The order will create accountability and discipline for the permitting process and will not require a change in law, said a person familiar with the matter. The process can sometimes involve approvals by multiple agencies and duplicative reviews, officials have said.
Among other things, the president's order will rescind a decree signed by former President Barack Obama that required federal agencies to account for flood risk and climate change when paying for roads, bridges or other structures.
Critics say there's danger in streamlining reviews. The approach might lead to "rubber-stamping" permits without adequate scrutiny, said Scott Edwards, co-director of the justice project at the Washington-based environmental group Food & Water Watch. If that happens, environmental groups will bring legal challenges, he said.
Mr. Trump is expected to participate in an infrastructure discussion during his visit to Trump Tower in New York Tuesday with his team, including Transportation Secretary Elaine Chao and Gary Cohn, director of the National Economic Council, the White House said.
Because the federal government owns less than 10% of U.S. infrastructure, the Trump administration has focused on efforts to accelerate environmental reviews and permitting for projects that can take years and create unpredictability for investors.
"This is the most boring thing we do but absolutely the most impactful thing," D.J. Gribbin, special assistant to the president for infrastructure policy, said during a June 23 appearance at the U.S. Conference of Mayors in Florida.
Rolling back Mr. Obama's provision won't prohibit state and local agencies from using more stringent standards if they choose, said the person familiar with the plan.
Administration officials argue generally that the permitting process has gotten out of control. Ms. Chao said Tuesday that it can take decades to get a few miles of highway or a bridge built because projects can be subject to as many as 65 requirements and permits.
"For far too long, critical projects have been delayed by duplicative permitting and environmental requirements, which added time and unnecessary expenses to much needed projects," Ms. Chao said in a statement.
The Trump administration has said it plans to release a legislative package by this fall to meet the president's pledge to invest $1 trillion to upgrade U.S. infrastructure. The White House signaled it wants to allocate $200 billion in federal dollars over 10 years to pay for large-scale and rural projects and to induce states, localities and the private sector to spend $800 billion.
Mr. Trump approved an earlier executive order just four days after taking office to expedite environmental reviews and approvals for high-priority infrastructure projects, and White House officials in March convened a working group of federal agencies to identify policies, regulations and statutes that hinder project approvals.
The president also announced on June 9 during the White House's "infrastructure week" that he was creating a council that already exists, the Federal Permitting Improvement Steering Council. It was authorized by Congress in 2015 and implemented by Mr. Obama.

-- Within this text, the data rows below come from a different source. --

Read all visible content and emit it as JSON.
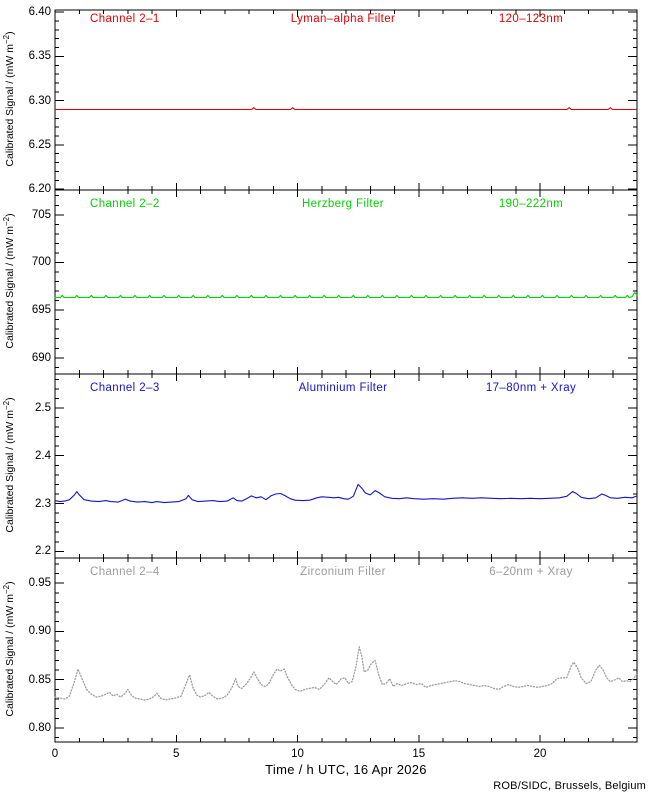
{
  "page": {
    "background": "#ffffff",
    "credit": "ROB/SIDC, Brussels, Belgium"
  },
  "axis": {
    "x_title": "Time / h UTC, 16 Apr 2026",
    "x_range": [
      0,
      24
    ],
    "x_ticks": [
      0,
      5,
      10,
      15,
      20
    ],
    "x_tick_labels": [
      "0",
      "5",
      "10",
      "15",
      "20"
    ],
    "x_minor_step": 1,
    "y_label_pre": "Calibrated Signal / (mW m",
    "y_label_sup": "−2",
    "y_label_post": ")",
    "frame_color": "#000000"
  },
  "chart_data": [
    {
      "type": "line",
      "channel": "Channel 2–1",
      "filter": "Lyman–alpha Filter",
      "band": "120–123nm",
      "color": "#e10000",
      "line_style": "solid",
      "ylim": [
        6.199,
        6.4025
      ],
      "yticks": [
        6.2,
        6.25,
        6.3,
        6.35,
        6.4
      ],
      "ytick_labels": [
        "6.20",
        "6.25",
        "6.30",
        "6.35",
        "6.40"
      ],
      "y_minor_step": 0.01,
      "baseline": 6.29,
      "spike_value": 6.292,
      "spike_halfwidth": 0.09,
      "spike_times": [
        8.2,
        9.8,
        21.2,
        22.9
      ]
    },
    {
      "type": "line",
      "channel": "Channel 2–2",
      "filter": "Herzberg Filter",
      "band": "190–222nm",
      "color": "#00d300",
      "line_style": "solid",
      "ylim": [
        688.3,
        707.6
      ],
      "yticks": [
        690,
        695,
        700,
        705
      ],
      "ytick_labels": [
        "690",
        "695",
        "700",
        "705"
      ],
      "y_minor_step": 1,
      "baseline": 696.33,
      "spike_value": 696.55,
      "spike_halfwidth": 0.07,
      "spike_times": [
        0.3,
        0.9,
        1.5,
        2.1,
        2.7,
        3.3,
        3.9,
        4.5,
        5.1,
        5.7,
        6.3,
        6.9,
        7.5,
        8.1,
        8.7,
        9.3,
        9.9,
        10.5,
        11.1,
        11.7,
        12.3,
        12.9,
        13.5,
        14.1,
        14.7,
        15.3,
        15.9,
        16.5,
        17.1,
        17.7,
        18.3,
        18.9,
        19.5,
        20.1,
        20.7,
        21.3,
        21.9,
        22.5,
        23.1,
        23.6
      ],
      "tail_points": [
        [
          23.8,
          696.4
        ],
        [
          23.9,
          696.85
        ],
        [
          24,
          696.6
        ]
      ]
    },
    {
      "type": "line",
      "channel": "Channel 2–3",
      "filter": "Aluminium Filter",
      "band": "17–80nm + Xray",
      "color": "#1414cd",
      "line_style": "solid",
      "ylim": [
        2.186,
        2.571
      ],
      "yticks": [
        2.2,
        2.3,
        2.4,
        2.5
      ],
      "ytick_labels": [
        "2.2",
        "2.3",
        "2.4",
        "2.5"
      ],
      "y_minor_step": 0.02,
      "points": [
        [
          0,
          2.306
        ],
        [
          0.2,
          2.304
        ],
        [
          0.4,
          2.305
        ],
        [
          0.6,
          2.308
        ],
        [
          0.8,
          2.318
        ],
        [
          0.9,
          2.325
        ],
        [
          1.0,
          2.318
        ],
        [
          1.2,
          2.308
        ],
        [
          1.5,
          2.305
        ],
        [
          1.8,
          2.304
        ],
        [
          2.1,
          2.306
        ],
        [
          2.3,
          2.304
        ],
        [
          2.6,
          2.303
        ],
        [
          2.9,
          2.309
        ],
        [
          3.1,
          2.305
        ],
        [
          3.4,
          2.303
        ],
        [
          3.7,
          2.304
        ],
        [
          4.0,
          2.302
        ],
        [
          4.2,
          2.304
        ],
        [
          4.5,
          2.302
        ],
        [
          4.8,
          2.303
        ],
        [
          5.1,
          2.304
        ],
        [
          5.4,
          2.31
        ],
        [
          5.5,
          2.317
        ],
        [
          5.65,
          2.308
        ],
        [
          5.9,
          2.304
        ],
        [
          6.2,
          2.305
        ],
        [
          6.5,
          2.306
        ],
        [
          6.8,
          2.304
        ],
        [
          7.1,
          2.305
        ],
        [
          7.35,
          2.312
        ],
        [
          7.5,
          2.306
        ],
        [
          7.7,
          2.305
        ],
        [
          7.9,
          2.31
        ],
        [
          8.1,
          2.316
        ],
        [
          8.3,
          2.312
        ],
        [
          8.5,
          2.314
        ],
        [
          8.7,
          2.308
        ],
        [
          8.9,
          2.316
        ],
        [
          9.1,
          2.32
        ],
        [
          9.3,
          2.321
        ],
        [
          9.5,
          2.316
        ],
        [
          9.7,
          2.31
        ],
        [
          9.9,
          2.307
        ],
        [
          10.2,
          2.306
        ],
        [
          10.5,
          2.307
        ],
        [
          10.8,
          2.312
        ],
        [
          11.0,
          2.314
        ],
        [
          11.3,
          2.313
        ],
        [
          11.5,
          2.312
        ],
        [
          11.7,
          2.313
        ],
        [
          11.9,
          2.31
        ],
        [
          12.1,
          2.309
        ],
        [
          12.3,
          2.315
        ],
        [
          12.5,
          2.34
        ],
        [
          12.65,
          2.332
        ],
        [
          12.8,
          2.322
        ],
        [
          13.0,
          2.318
        ],
        [
          13.2,
          2.327
        ],
        [
          13.35,
          2.323
        ],
        [
          13.6,
          2.314
        ],
        [
          13.9,
          2.311
        ],
        [
          14.2,
          2.31
        ],
        [
          14.5,
          2.312
        ],
        [
          14.8,
          2.31
        ],
        [
          15.2,
          2.309
        ],
        [
          15.6,
          2.31
        ],
        [
          16.0,
          2.309
        ],
        [
          16.4,
          2.311
        ],
        [
          16.8,
          2.312
        ],
        [
          17.2,
          2.311
        ],
        [
          17.6,
          2.312
        ],
        [
          18.0,
          2.311
        ],
        [
          18.4,
          2.31
        ],
        [
          18.8,
          2.311
        ],
        [
          19.2,
          2.31
        ],
        [
          19.6,
          2.311
        ],
        [
          20.0,
          2.31
        ],
        [
          20.4,
          2.311
        ],
        [
          20.8,
          2.312
        ],
        [
          21.1,
          2.315
        ],
        [
          21.35,
          2.325
        ],
        [
          21.5,
          2.321
        ],
        [
          21.7,
          2.313
        ],
        [
          22.0,
          2.31
        ],
        [
          22.3,
          2.312
        ],
        [
          22.55,
          2.32
        ],
        [
          22.7,
          2.317
        ],
        [
          22.9,
          2.312
        ],
        [
          23.2,
          2.311
        ],
        [
          23.5,
          2.313
        ],
        [
          23.8,
          2.312
        ],
        [
          24.0,
          2.316
        ]
      ]
    },
    {
      "type": "line",
      "channel": "Channel 2–4",
      "filter": "Zirconium Filter",
      "band": "6–20nm + Xray",
      "color": "#9b9b9b",
      "line_style": "dotted",
      "ylim": [
        0.7855,
        0.976
      ],
      "yticks": [
        0.8,
        0.85,
        0.9,
        0.95
      ],
      "ytick_labels": [
        "0.80",
        "0.85",
        "0.90",
        "0.95"
      ],
      "y_minor_step": 0.01,
      "points": [
        [
          0,
          0.832
        ],
        [
          0.2,
          0.831
        ],
        [
          0.4,
          0.83
        ],
        [
          0.6,
          0.833
        ],
        [
          0.8,
          0.848
        ],
        [
          0.95,
          0.861
        ],
        [
          1.1,
          0.852
        ],
        [
          1.3,
          0.84
        ],
        [
          1.5,
          0.835
        ],
        [
          1.7,
          0.832
        ],
        [
          1.9,
          0.833
        ],
        [
          2.1,
          0.835
        ],
        [
          2.25,
          0.837
        ],
        [
          2.4,
          0.833
        ],
        [
          2.55,
          0.835
        ],
        [
          2.7,
          0.832
        ],
        [
          2.9,
          0.836
        ],
        [
          3.0,
          0.84
        ],
        [
          3.15,
          0.834
        ],
        [
          3.3,
          0.831
        ],
        [
          3.5,
          0.83
        ],
        [
          3.7,
          0.829
        ],
        [
          3.9,
          0.83
        ],
        [
          4.1,
          0.833
        ],
        [
          4.2,
          0.836
        ],
        [
          4.35,
          0.831
        ],
        [
          4.55,
          0.829
        ],
        [
          4.75,
          0.83
        ],
        [
          4.95,
          0.831
        ],
        [
          5.2,
          0.833
        ],
        [
          5.45,
          0.849
        ],
        [
          5.55,
          0.855
        ],
        [
          5.7,
          0.841
        ],
        [
          5.85,
          0.834
        ],
        [
          6.0,
          0.832
        ],
        [
          6.2,
          0.834
        ],
        [
          6.35,
          0.837
        ],
        [
          6.5,
          0.833
        ],
        [
          6.7,
          0.83
        ],
        [
          6.9,
          0.831
        ],
        [
          7.1,
          0.834
        ],
        [
          7.3,
          0.842
        ],
        [
          7.45,
          0.851
        ],
        [
          7.55,
          0.843
        ],
        [
          7.7,
          0.841
        ],
        [
          7.9,
          0.846
        ],
        [
          8.1,
          0.853
        ],
        [
          8.2,
          0.858
        ],
        [
          8.35,
          0.851
        ],
        [
          8.5,
          0.845
        ],
        [
          8.65,
          0.843
        ],
        [
          8.8,
          0.845
        ],
        [
          9.0,
          0.855
        ],
        [
          9.15,
          0.861
        ],
        [
          9.3,
          0.859
        ],
        [
          9.45,
          0.861
        ],
        [
          9.6,
          0.852
        ],
        [
          9.75,
          0.845
        ],
        [
          9.9,
          0.84
        ],
        [
          10.1,
          0.838
        ],
        [
          10.3,
          0.84
        ],
        [
          10.5,
          0.841
        ],
        [
          10.7,
          0.842
        ],
        [
          10.9,
          0.84
        ],
        [
          11.1,
          0.845
        ],
        [
          11.3,
          0.852
        ],
        [
          11.45,
          0.848
        ],
        [
          11.6,
          0.845
        ],
        [
          11.8,
          0.851
        ],
        [
          11.95,
          0.852
        ],
        [
          12.1,
          0.846
        ],
        [
          12.25,
          0.848
        ],
        [
          12.4,
          0.862
        ],
        [
          12.55,
          0.884
        ],
        [
          12.65,
          0.874
        ],
        [
          12.75,
          0.858
        ],
        [
          12.9,
          0.86
        ],
        [
          13.05,
          0.867
        ],
        [
          13.2,
          0.87
        ],
        [
          13.35,
          0.855
        ],
        [
          13.5,
          0.845
        ],
        [
          13.65,
          0.846
        ],
        [
          13.8,
          0.851
        ],
        [
          13.95,
          0.843
        ],
        [
          14.1,
          0.846
        ],
        [
          14.3,
          0.844
        ],
        [
          14.5,
          0.846
        ],
        [
          14.7,
          0.847
        ],
        [
          14.9,
          0.845
        ],
        [
          15.1,
          0.846
        ],
        [
          15.3,
          0.842
        ],
        [
          15.5,
          0.844
        ],
        [
          15.7,
          0.845
        ],
        [
          15.9,
          0.846
        ],
        [
          16.1,
          0.847
        ],
        [
          16.3,
          0.848
        ],
        [
          16.5,
          0.849
        ],
        [
          16.7,
          0.848
        ],
        [
          16.9,
          0.846
        ],
        [
          17.1,
          0.845
        ],
        [
          17.3,
          0.844
        ],
        [
          17.5,
          0.843
        ],
        [
          17.7,
          0.844
        ],
        [
          17.9,
          0.843
        ],
        [
          18.1,
          0.841
        ],
        [
          18.3,
          0.84
        ],
        [
          18.5,
          0.843
        ],
        [
          18.7,
          0.845
        ],
        [
          18.9,
          0.843
        ],
        [
          19.1,
          0.842
        ],
        [
          19.3,
          0.843
        ],
        [
          19.5,
          0.844
        ],
        [
          19.7,
          0.843
        ],
        [
          19.9,
          0.842
        ],
        [
          20.1,
          0.843
        ],
        [
          20.3,
          0.844
        ],
        [
          20.5,
          0.846
        ],
        [
          20.7,
          0.851
        ],
        [
          20.9,
          0.852
        ],
        [
          21.1,
          0.852
        ],
        [
          21.3,
          0.865
        ],
        [
          21.4,
          0.868
        ],
        [
          21.55,
          0.862
        ],
        [
          21.7,
          0.852
        ],
        [
          21.9,
          0.846
        ],
        [
          22.1,
          0.848
        ],
        [
          22.3,
          0.86
        ],
        [
          22.45,
          0.865
        ],
        [
          22.6,
          0.86
        ],
        [
          22.75,
          0.852
        ],
        [
          22.9,
          0.848
        ],
        [
          23.1,
          0.85
        ],
        [
          23.25,
          0.852
        ],
        [
          23.4,
          0.848
        ],
        [
          23.55,
          0.849
        ],
        [
          23.7,
          0.848
        ],
        [
          23.85,
          0.851
        ],
        [
          24,
          0.856
        ]
      ]
    }
  ]
}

The council is not meeting its potential, the White House said at the time.
The Business Roundtable sent Mr. Cohn a letter on April 7 reiterating that "existing law already provides a mechanism for comprehensive reform" of the permitting process for major projects.
A fact sheet the administration released with its budget on May 23 calls for designating a single federal entity to shepherd each project through the review and permitting process instead of navigating multiple agencies, as well as shifting infrastructure permitting to state and local officials where appropriate.
That's particularly important for private-sector investors, who have capital available but lack enough projects and certainty about deals, Ms. Chao has said.
Democrats have urged the administration to focus on the streamlining provisions that have already been approved but not yet fully implemented and said the problem is really a lack of direct federal spending for projects.